Huge queues stretching several hundred metres wound round corners as concerned parents shuffled to and fro to find out the latest exam times and details for their children.

According to mainland media reports, an estimated 95 per cent of the candidates taking the tests were from mainland China, where SAT test centres are still non-existent.

Tour operators have been quick to cash in on the growing phenomenon in recent years, providing chartered buses shuttling them directly to test centres, hotel rooms and entire tour packages to students and parents, spawning a whole new industry dubbed “exam tourism”.

An exam package trip to the city would cost about 5,000 yuan (HK$6,200), according to the China Daily in a November article.
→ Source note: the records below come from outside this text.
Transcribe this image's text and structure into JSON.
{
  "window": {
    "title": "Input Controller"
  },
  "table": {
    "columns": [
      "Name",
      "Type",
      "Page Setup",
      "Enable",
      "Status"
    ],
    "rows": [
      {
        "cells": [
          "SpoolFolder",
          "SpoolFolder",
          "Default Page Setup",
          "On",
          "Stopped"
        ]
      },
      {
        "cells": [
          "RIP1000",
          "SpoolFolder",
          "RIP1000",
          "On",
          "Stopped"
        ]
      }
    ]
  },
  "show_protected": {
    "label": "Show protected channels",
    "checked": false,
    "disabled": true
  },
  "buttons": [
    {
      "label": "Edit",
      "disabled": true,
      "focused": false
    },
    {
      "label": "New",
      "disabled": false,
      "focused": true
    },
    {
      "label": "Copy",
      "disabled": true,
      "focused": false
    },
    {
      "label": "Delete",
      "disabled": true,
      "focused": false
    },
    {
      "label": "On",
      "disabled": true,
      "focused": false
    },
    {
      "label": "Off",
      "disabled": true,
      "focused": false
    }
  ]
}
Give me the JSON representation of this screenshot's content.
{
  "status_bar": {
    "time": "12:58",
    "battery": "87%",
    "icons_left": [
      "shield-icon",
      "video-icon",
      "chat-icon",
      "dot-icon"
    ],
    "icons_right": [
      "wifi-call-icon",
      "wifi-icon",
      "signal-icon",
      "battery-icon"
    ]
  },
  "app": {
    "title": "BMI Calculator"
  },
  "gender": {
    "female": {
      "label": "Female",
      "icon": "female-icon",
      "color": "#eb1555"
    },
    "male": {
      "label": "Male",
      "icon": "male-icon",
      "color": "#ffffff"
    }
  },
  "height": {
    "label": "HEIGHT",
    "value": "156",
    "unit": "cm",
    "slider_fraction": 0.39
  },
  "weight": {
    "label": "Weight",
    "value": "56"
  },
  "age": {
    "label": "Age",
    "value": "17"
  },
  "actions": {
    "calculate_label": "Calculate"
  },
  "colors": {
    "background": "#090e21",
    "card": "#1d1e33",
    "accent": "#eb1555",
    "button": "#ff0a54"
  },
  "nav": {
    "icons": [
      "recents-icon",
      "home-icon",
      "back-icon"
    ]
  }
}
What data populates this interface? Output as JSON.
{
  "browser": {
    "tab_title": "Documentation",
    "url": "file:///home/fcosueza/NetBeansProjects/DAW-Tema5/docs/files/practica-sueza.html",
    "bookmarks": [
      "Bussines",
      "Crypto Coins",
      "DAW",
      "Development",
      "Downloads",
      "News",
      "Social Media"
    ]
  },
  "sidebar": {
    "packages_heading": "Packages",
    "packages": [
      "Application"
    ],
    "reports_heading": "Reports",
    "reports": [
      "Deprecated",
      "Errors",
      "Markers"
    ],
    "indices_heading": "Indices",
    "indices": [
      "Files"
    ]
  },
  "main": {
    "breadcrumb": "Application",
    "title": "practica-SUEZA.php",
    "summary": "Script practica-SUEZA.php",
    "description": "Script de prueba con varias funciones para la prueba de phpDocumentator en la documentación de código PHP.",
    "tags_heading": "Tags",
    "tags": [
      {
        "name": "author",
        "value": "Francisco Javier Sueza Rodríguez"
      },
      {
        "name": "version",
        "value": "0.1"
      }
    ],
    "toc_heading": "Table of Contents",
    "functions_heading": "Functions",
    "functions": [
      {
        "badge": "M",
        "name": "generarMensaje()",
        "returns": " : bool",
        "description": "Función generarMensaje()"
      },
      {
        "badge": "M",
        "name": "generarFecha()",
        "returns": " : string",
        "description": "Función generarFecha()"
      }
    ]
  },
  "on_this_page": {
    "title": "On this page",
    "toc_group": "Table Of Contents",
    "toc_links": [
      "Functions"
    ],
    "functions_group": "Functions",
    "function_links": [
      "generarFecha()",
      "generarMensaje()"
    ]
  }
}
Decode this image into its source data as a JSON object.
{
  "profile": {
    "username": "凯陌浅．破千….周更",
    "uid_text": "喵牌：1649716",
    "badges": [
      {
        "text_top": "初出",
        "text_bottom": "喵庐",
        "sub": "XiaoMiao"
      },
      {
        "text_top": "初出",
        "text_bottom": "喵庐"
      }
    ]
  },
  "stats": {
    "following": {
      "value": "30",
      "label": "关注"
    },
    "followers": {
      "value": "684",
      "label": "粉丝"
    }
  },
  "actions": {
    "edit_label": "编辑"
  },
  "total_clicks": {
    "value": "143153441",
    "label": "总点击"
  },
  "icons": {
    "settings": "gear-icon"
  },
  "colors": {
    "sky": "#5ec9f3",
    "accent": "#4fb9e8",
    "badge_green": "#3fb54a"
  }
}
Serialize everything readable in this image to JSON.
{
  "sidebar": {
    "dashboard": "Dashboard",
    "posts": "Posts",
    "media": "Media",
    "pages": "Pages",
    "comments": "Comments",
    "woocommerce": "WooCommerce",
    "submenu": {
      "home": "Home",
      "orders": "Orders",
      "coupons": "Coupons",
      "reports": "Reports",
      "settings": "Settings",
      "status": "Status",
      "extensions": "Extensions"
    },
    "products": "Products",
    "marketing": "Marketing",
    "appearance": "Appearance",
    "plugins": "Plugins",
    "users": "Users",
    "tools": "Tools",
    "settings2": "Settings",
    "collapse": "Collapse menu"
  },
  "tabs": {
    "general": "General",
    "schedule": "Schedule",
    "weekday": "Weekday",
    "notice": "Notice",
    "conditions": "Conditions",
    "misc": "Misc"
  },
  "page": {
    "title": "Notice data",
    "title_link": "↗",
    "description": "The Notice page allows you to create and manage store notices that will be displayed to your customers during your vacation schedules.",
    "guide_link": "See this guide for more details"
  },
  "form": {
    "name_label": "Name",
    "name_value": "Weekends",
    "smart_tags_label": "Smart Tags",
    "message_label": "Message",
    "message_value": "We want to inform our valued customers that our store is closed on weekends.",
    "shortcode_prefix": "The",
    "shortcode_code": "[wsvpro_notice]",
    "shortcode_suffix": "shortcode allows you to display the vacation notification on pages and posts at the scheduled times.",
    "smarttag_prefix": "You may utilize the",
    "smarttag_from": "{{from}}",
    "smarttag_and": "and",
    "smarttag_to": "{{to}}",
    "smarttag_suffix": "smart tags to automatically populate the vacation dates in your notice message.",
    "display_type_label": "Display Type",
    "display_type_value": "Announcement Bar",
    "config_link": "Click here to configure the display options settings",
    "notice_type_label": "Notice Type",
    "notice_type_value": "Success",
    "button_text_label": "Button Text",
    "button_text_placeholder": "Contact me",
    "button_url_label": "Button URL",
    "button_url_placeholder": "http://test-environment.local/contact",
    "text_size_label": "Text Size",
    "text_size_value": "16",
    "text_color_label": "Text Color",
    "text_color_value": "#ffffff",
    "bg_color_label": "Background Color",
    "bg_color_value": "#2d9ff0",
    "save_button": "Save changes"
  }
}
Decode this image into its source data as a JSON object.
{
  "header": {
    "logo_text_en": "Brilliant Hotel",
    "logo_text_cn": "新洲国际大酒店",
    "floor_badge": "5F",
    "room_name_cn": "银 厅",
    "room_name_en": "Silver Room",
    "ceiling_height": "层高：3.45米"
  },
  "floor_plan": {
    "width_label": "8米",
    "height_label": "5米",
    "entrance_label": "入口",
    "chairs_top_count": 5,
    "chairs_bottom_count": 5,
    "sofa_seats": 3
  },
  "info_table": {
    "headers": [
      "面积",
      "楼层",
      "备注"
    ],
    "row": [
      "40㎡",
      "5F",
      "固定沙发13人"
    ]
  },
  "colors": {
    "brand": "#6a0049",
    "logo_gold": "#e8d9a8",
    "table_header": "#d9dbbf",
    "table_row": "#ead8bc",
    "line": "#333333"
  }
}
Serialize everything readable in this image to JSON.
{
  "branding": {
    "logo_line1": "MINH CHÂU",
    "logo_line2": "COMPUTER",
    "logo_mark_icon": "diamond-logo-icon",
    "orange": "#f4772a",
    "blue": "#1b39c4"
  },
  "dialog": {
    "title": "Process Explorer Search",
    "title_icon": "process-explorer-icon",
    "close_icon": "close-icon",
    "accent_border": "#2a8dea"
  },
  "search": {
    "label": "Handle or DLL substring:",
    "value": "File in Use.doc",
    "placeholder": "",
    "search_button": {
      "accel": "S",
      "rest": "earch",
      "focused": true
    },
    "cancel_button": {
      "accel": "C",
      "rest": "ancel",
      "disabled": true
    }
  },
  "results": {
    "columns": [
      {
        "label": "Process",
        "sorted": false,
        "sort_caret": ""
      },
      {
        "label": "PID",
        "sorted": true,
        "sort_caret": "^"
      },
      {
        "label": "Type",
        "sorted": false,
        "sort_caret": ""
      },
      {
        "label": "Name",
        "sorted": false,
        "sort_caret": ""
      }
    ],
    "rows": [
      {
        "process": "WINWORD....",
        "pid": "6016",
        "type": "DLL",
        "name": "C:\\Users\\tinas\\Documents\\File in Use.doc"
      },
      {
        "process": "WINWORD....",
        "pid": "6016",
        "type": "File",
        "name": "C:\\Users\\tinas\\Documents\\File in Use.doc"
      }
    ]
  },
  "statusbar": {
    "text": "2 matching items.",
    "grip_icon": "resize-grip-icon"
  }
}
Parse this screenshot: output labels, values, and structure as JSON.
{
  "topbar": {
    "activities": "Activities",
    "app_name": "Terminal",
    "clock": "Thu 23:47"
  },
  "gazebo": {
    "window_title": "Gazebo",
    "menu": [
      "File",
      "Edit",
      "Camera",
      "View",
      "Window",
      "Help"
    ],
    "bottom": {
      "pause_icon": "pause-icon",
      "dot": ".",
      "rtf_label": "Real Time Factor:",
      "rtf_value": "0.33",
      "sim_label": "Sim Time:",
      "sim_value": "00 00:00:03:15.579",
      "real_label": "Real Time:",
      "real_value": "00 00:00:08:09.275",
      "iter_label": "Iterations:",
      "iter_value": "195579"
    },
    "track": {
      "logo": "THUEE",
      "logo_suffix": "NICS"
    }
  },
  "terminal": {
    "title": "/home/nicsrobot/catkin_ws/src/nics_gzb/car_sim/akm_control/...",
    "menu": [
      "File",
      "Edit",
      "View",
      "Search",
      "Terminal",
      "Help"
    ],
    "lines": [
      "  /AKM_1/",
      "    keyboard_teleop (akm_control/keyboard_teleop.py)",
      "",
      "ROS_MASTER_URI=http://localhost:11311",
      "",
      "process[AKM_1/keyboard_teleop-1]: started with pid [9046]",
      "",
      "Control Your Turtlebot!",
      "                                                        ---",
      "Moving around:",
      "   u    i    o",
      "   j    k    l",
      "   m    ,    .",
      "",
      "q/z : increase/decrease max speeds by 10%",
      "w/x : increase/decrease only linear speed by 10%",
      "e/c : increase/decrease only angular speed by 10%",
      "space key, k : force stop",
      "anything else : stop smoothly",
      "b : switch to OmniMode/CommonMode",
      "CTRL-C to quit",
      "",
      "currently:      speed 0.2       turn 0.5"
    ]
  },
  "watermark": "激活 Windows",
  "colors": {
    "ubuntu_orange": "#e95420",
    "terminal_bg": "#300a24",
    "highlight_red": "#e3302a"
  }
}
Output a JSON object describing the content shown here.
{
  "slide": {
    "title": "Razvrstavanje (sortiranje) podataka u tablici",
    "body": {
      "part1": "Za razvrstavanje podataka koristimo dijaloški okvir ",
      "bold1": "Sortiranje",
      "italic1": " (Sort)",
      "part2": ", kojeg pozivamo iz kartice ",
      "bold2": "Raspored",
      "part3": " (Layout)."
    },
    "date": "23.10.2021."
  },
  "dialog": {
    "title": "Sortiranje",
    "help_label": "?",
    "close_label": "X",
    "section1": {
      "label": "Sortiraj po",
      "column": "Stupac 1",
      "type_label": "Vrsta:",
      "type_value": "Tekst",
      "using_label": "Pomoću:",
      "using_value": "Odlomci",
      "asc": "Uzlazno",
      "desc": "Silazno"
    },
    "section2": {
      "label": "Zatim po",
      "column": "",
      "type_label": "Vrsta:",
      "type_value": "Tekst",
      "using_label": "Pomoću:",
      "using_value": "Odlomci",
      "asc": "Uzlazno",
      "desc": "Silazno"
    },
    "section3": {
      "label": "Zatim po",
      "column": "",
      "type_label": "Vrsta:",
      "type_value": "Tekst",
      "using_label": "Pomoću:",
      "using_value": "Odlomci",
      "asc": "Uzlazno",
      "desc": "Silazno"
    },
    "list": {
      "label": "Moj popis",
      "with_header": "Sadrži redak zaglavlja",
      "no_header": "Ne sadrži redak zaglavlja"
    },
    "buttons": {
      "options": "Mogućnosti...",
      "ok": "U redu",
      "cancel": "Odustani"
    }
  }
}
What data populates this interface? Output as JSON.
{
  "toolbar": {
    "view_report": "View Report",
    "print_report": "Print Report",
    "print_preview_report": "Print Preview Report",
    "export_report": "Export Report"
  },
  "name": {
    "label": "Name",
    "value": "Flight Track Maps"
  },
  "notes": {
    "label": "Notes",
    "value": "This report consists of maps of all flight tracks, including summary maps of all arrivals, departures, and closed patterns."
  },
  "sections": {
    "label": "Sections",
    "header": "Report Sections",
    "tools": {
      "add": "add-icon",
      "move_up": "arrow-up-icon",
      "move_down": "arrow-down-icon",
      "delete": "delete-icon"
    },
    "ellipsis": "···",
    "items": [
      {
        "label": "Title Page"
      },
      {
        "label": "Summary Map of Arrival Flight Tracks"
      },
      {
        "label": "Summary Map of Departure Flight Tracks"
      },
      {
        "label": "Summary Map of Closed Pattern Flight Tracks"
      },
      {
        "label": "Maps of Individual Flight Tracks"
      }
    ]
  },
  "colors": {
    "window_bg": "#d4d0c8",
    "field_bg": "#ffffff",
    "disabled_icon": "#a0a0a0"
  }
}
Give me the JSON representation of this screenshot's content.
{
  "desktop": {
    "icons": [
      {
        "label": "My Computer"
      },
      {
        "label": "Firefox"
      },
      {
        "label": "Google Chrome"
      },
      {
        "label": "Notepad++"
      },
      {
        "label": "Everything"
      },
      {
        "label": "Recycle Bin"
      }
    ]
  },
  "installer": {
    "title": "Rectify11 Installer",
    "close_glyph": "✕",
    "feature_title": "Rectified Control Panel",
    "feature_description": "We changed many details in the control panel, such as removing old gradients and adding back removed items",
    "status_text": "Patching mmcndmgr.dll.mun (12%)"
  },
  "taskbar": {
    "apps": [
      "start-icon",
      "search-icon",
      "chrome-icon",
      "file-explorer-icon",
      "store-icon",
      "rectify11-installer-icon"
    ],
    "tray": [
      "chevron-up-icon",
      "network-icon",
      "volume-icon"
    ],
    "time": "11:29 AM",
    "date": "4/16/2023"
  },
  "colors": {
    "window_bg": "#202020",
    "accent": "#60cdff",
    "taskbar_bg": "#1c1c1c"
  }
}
According to local media reports, from October 2007 to June 2008, up to 7,000 mainland students came to Hong Kong to take the exams. From October 2008 to June 2009, the figure had nearly doubled to more than 15,000.

The Hong Kong Examinations and Assessment Authority (HKEAA) estimates this figure will exceed 40,000 by the end of this year.

Two factors have been driving the mass exodus of mainland students abroad, Xiong Bingqi, deputy director of the 21st Century Education Research Institute in Beijing told The Beijing News. China’s burgeoning economic growth means more middle-income families can afford to send their children overseas to study.

The US-based Institute of International Education (IIE) estimates the number of mainland Chinese students attending US higher education institutions in the 2010-11 school year to have increased 23 per cent from 2009-10, totalling 157,600. In 2011-12, the figure rose again to 194,000, according to the IIE

Half of all mainland students studying abroad do so in the US, according to New Oriental Education.

Increasing numbers of parents and students are opting out of China’s high-stakes Gaokao, the mainland’s one and only do-or-die college entrance exam system, which has been the subject of heated debate in recent years due to a caste-based system.

Chinese netizens were quick voice their opinions.

"Some migrant workers don’t seem to have a choice," said one user on microblogging site Sina Weibo. "They have no choice but to pay a lot of money to take the SATs and study abroad, since they can’t get fair access to the [Gaokao] college entrance examinations at home."

The current policy allows students from major Chinese cities like Beijing and Shanghai to get into better universities even with scores significantly lower than those of their counterparts in other provinces. Migrant workers without urban Hukou – China’s household registration system – find it much harder to get in.

“Students who take these [SAT] exams are just afraid of competition,” said another Weibo user.

Correction: An earlier version of this story incorrectly stated the number of mainland students studying in the US. The story has been corrected.